La penúltima etapa ha sido acortada en casi 340 km por la crecida de los ríos a causa de las lluvias de los dos últimos días. Esta etapa aun nos puede deparar alguna sorpresa, pues pese a que transcurre por pistas con buen piso, las cunetas esconden alguna que otra piedra en los interiores y exteriores que nos pueden dar algún que otro disgusto. Los triángulos de suspensión y las direcciones, así como los neumáticos, son los firmes candidatos a darnos un disgusto.

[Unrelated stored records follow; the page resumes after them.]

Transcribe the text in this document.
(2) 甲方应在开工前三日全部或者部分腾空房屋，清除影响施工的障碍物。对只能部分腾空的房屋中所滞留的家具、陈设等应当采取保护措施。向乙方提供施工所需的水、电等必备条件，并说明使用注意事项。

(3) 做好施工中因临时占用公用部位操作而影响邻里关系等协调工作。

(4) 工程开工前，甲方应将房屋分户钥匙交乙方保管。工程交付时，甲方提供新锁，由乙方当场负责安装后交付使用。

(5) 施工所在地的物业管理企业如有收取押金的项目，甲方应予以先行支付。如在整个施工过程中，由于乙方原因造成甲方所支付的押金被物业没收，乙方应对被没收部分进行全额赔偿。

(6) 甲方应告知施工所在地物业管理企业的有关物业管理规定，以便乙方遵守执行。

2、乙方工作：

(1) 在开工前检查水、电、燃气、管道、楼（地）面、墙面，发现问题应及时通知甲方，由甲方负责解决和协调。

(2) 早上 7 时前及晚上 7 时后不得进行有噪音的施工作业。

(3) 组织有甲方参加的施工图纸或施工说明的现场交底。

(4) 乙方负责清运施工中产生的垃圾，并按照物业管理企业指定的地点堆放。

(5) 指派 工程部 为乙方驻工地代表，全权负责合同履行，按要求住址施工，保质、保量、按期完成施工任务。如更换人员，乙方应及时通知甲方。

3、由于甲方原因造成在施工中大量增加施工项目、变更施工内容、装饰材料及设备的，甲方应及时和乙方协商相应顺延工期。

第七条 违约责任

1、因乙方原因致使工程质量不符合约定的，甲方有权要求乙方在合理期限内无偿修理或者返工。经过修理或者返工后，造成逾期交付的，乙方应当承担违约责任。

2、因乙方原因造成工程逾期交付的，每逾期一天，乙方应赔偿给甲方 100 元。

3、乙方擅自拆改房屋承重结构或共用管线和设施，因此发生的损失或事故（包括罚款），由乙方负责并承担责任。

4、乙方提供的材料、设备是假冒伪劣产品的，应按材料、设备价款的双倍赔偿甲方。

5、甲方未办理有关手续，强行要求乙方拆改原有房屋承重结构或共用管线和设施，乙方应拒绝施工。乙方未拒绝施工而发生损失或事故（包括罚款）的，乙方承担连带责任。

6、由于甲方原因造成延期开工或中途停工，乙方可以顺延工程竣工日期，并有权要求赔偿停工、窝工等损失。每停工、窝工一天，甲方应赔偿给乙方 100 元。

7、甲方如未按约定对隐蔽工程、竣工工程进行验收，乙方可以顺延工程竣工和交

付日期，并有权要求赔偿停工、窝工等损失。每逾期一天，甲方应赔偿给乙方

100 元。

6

El accidente de Carlos se producía al llegar a un WPM (Way Point Masqué o way point escondido) cerca de un río seco. Veníamos, aproximadamente, haciendo 9 km de fuera pista. Los primeros participantes salieron un poco hacia la derecha de la línea recta hacia el WPM que nos marcaba el descenso al río con dos peligros y balizado. Carlos y su copiloto se encontraron a 500 metros del punto con el cauce del río y, al no ver el corte, cayeron al río seco con los problemas que todos conocéis.
PD: No gana el que más corre, sino el que llega el primero.